Frances McDormand takes fascinating journey in desolate and beautiful Nomadland
Isolated characters in films can often lead to some powerful stories. From Janet Leigh in Psycho to Tom Hanks in Cast Away to Reese Witherspoon in Wild, the reason a certain character ends up by herself or himself can vary, but they almost always feature that character doing some deep soul-searching, trying to account for what got her or him to that particular point in life.
Many viewers may find themselves doing some searching of their own after watching the exquisite Nomadland. Taking inspiration from Jessica Bruder’s non-fiction book of the same name, writer/director Chloé Zhao delivers the somber yet poignant story of Fern (Frances McDormand), a woman reeling from the double whammy of the death of her husband and the closure of a sheetrock plant in Empire, Nevada, which essentially decimated the town.
With nowhere to call home, she has settled into an itinerant lifestyle, outfitting a van to be her shelter while she wanders from place to place, taking short term jobs at Amazon, RV parks, and roadside restaurants. While it would be difficult to call her “happy,” she does appear to be at least satisfied with her current lot in life, which gives her plenty of freedom to go where she wants to go and and do what she wants to do.

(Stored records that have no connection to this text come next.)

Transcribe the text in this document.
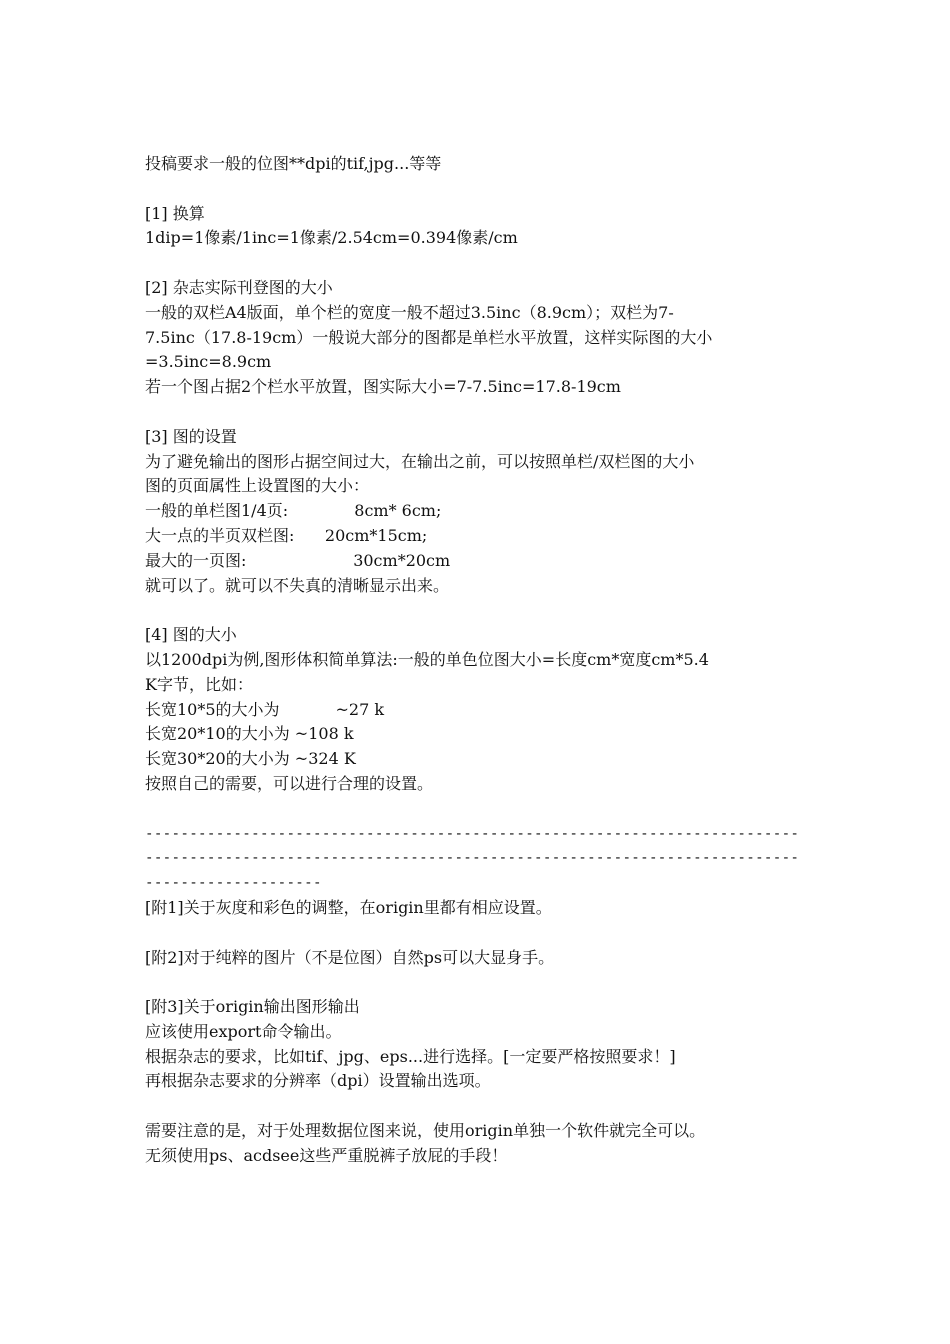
投稿要求一般的位图**dpi的tif,jpg...等等
[1] 换算
1dip=1像素/1inc=1像素/2.54cm=0.394像素/cm
[2] 杂志实际刊登图的大小
一般的双栏A4版面，单个栏的宽度一般不超过3.5inc（8.9cm）；双栏为7-
7.5inc（17.8-19cm）一般说大部分的图都是单栏水平放置，这样实际图的大小
=3.5inc=8.9cm
若一个图占据2个栏水平放置，图实际大小=7-7.5inc=17.8-19cm
[3] 图的设置
为了避免输出的图形占据空间过大，在输出之前，可以按照单栏/双栏图的大小
图的页面属性上设置图的大小：
一般的单栏图1/4页:             8cm* 6cm;
大一点的半页双栏图:      20cm*15cm;
最大的一页图:                     30cm*20cm
就可以了。就可以不失真的清晰显示出来。
[4] 图的大小
以1200dpi为例,图形体积简单算法:一般的单色位图大小=长度cm*宽度cm*5.4
K字节，比如：
长宽10*5的大小为           ~27 k
长宽20*10的大小为 ~108 k
长宽30*20的大小为 ~324 K
按照自己的需要，可以进行合理的设置。
--------------------------------------------------------------------------
--------------------------------------------------------------------------
--------------------
[附1]关于灰度和彩色的调整，在origin里都有相应设置。
[附2]对于纯粹的图片（不是位图）自然ps可以大显身手。
[附3]关于origin输出图形输出
应该使用export命令输出。
根据杂志的要求，比如tif、jpg、eps...进行选择。[一定要严格按照要求！]
再根据杂志要求的分辨率（dpi）设置输出选项。
需要注意的是，对于处理数据位图来说，使用origin单独一个软件就完全可以。
无须使用ps、acdsee这些严重脱裤子放屁的手段！
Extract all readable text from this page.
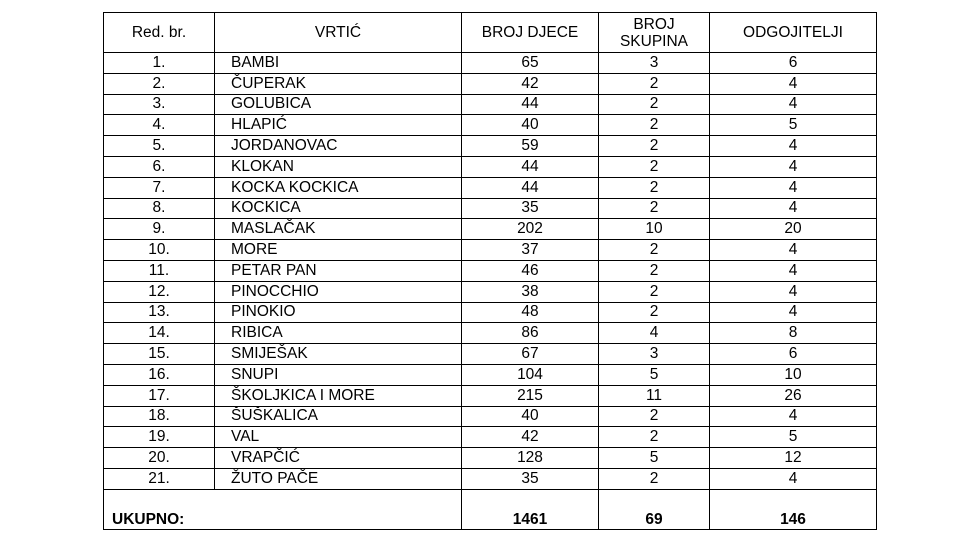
Red. br.	VRTIĆ	BROJ DJECE	BROJ SKUPINA	ODGOJITELJI
1.	BAMBI	65	3	6
2.	ČUPERAK	42	2	4
3.	GOLUBICA	44	2	4
4.	HLAPIĆ	40	2	5
5.	JORDANOVAC	59	2	4
6.	KLOKAN	44	2	4
7.	KOCKA KOCKICA	44	2	4
8.	KOCKICA	35	2	4
9.	MASLAČAK	202	10	20
10.	MORE	37	2	4
11.	PETAR PAN	46	2	4
12.	PINOCCHIO	38	2	4
13.	PINOKIO	48	2	4
14.	RIBICA	86	4	8
15.	SMIJEŠAK	67	3	6
16.	SNUPI	104	5	10
17.	ŠKOLJKICA I MORE	215	11	26
18.	ŠUŠKALICA	40	2	4
19.	VAL	42	2	5
20.	VRAPČIĆ	128	5	12
21.	ŽUTO PAČE	35	2	4
UKUPNO:		1461	69	146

Zhao uses many real-life people, including some featured in the book, to complement Fern’s journey, offering advice, aid, and comfort at various stops. One stop in Arizona provides a sort of community for Fern, but she appears to prefer a sort of self-imposed isolation, only popping her head out when she truly needs help.
The story is free-flowing, with little structure as it follows Fern along her ever-winding path. It’s at once a commentary on the crumbling safety net that American jobs once promised, and also an indictment of the entire system where people are beholden to companies that often find them highly disposable.
Although Fern and the likeminded people with whom she interacts lead lives different than most in the United States, it’s not difficult to empathize with them. Zhao lets many of them tell their own stories, and each one is both unique and relatable. The details of their lives could be considered tragic by one measure, but it’s clear by how they approach each day that none of them would view their lives that way.
McDormand utterly inhabits her role, with an ultra-short haircut and makeup-free face helping her establish Fern as a no-nonsense, what-you-see-is-what-you-get kind of person. At the same time, Fern’s motivations can sometimes be a mystery, and it’s McDormand’s performance that keeps the character compelling even when you don’t know what she’s going to do next.
Like much of the land that Fern travels to and through, Nomadland is both desolate and beautiful. As the best movies do, it gives a glimpse into a world with which many people may be unfamiliar, and draws us in with a fascinating and emotional story.
Nomadland is currently showing in IMAX theaters. It will open in select theaters and debut on Hulu on February 19.